Seriously, I would not have returned after Christmas if all I had were short skirts. Only one girl defied fashion, the girl with the prettiest legs on campus, always tanned and strutting in front of the college band in her little twirly drum majorette's costume. Helen showed up after Thanksgiving in her same short skirts. It drew protests from the other girls, an article in the school paper with a little chiding and a challenge to "get in step", which she did.

One of my favorite displays in the dress collection of the V&A in London is the the one on THE NEW LOOK showing many of the dresses I remember and wore for ten years. When hems started to rise, they came up with a vengeance until in the seventies skirts barely hid the underwear. Pants had not become fashionable for school and work until the late seventies.
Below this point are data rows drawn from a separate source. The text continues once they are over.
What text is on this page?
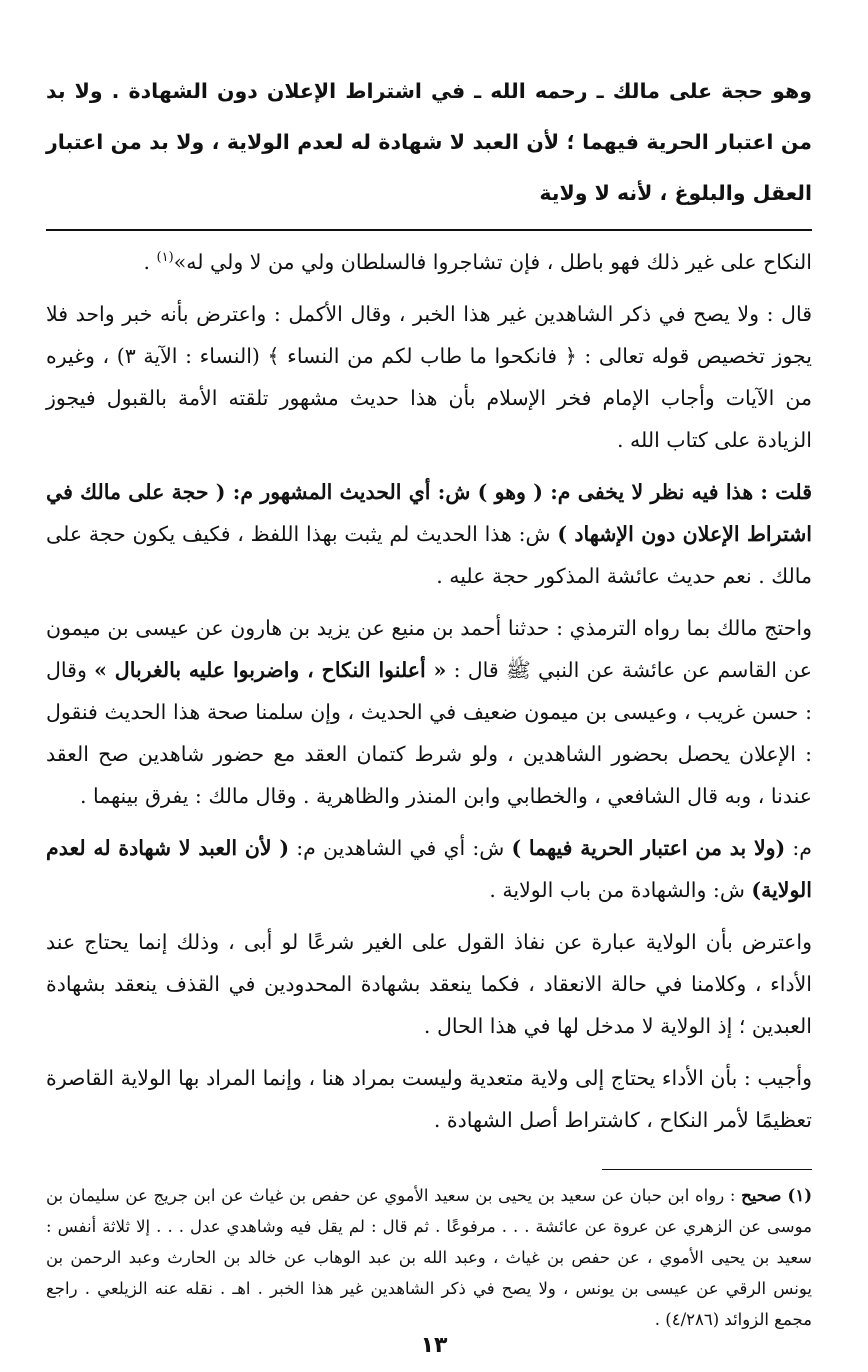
وهو حجة على مالك ـ رحمه الله ـ في اشتراط الإعلان دون الشهادة . ولا بد من اعتبار الحرية فيهما ؛ لأن العبد لا شهادة له لعدم الولاية ، ولا بد من اعتبار العقل والبلوغ ، لأنه لا ولاية

النكاح على غير ذلك فهو باطل ، فإن تشاجروا فالسلطان ولي من لا ولي له»$^{(١)}$ .

قال : ولا يصح في ذكر الشاهدين غير هذا الخبر ، وقال الأكمل : واعترض بأنه خبر واحد فلا يجوز تخصيص قوله تعالى : ﴿ فانكحوا ما طاب لكم من النساء ﴾ (النساء : الآية ٣) ، وغيره من الآيات وأجاب الإمام فخر الإسلام بأن هذا حديث مشهور تلقته الأمة بالقبول فيجوز الزيادة على كتاب الله .

قلت : هذا فيه نظر لا يخفى م: ( وهو ) ش: أي الحديث المشهور م: ( حجة على مالك في اشتراط الإعلان دون الإشهاد ) ش: هذا الحديث لم يثبت بهذا اللفظ ، فكيف يكون حجة على مالك . نعم حديث عائشة المذكور حجة عليه .

واحتج مالك بما رواه الترمذي : حدثنا أحمد بن منيع عن يزيد بن هارون عن عيسى بن ميمون عن القاسم عن عائشة عن النبي ﷺ قال : « أعلنوا النكاح ، واضربوا عليه بالغربال » وقال : حسن غريب ، وعيسى بن ميمون ضعيف في الحديث ، وإن سلمنا صحة هذا الحديث فنقول : الإعلان يحصل بحضور الشاهدين ، ولو شرط كتمان العقد مع حضور شاهدين صح العقد عندنا ، وبه قال الشافعي ، والخطابي وابن المنذر والظاهرية . وقال مالك : يفرق بينهما .

م: (ولا بد من اعتبار الحرية فيهما ) ش: أي في الشاهدين م: ( لأن العبد لا شهادة له لعدم الولاية) ش: والشهادة من باب الولاية .

واعترض بأن الولاية عبارة عن نفاذ القول على الغير شرعًا لو أبى ، وذلك إنما يحتاج عند الأداء ، وكلامنا في حالة الانعقاد ، فكما ينعقد بشهادة المحدودين في القذف ينعقد بشهادة العبدين ؛ إذ الولاية لا مدخل لها في هذا الحال .

وأجيب : بأن الأداء يحتاج إلى ولاية متعدية وليست بمراد هنا ، وإنما المراد بها الولاية القاصرة تعظيمًا لأمر النكاح ، كاشتراط أصل الشهادة .

(١) صحيح : رواه ابن حبان عن سعيد بن يحيى بن سعيد الأموي عن حفص بن غياث عن ابن جريج عن سليمان بن موسى عن الزهري عن عروة عن عائشة . . . مرفوعًا . ثم قال : لم يقل فيه وشاهدي عدل . . . إلا ثلاثة أنفس : سعيد بن يحيى الأموي ، عن حفص بن غياث ، وعبد الله بن عبد الوهاب عن خالد بن الحارث وعبد الرحمن بن يونس الرقي عن عيسى بن يونس ، ولا يصح في ذكر الشاهدين غير هذا الخبر . اهـ . نقله عنه الزيلعي . راجع مجمع الزوائد (٤/٢٨٦) .
١٣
I was not interested in having a boyfriend that first year, but there was a single guy in church, Joe Jenkins, hardly a boy, as he was a veteran who had served in the Navy and was around 30. His mother persuaded me to go out with him, so we went to a drive-in movie with another couple. He held my hand the whole time and actually sound like he was panting. It was such a strange sound. Perhaps he had a respiratory problem. It was a miserable night. I could not bear the thoughts of going with him again. On Sunday he walked me home from church. I could not think of a way to avoid it, and he kept grabbing my hand until I just decided to endure it for three blocks.

My parents had decided to drive up to see how I was getting along. They had been to my room, waited a while, and decided I must be in church since my sentence had been lifted, so they parked out on the street and watched me walk by their car holding hands with Joe. They saw me go into my dorm and the scene which followed was not pretty!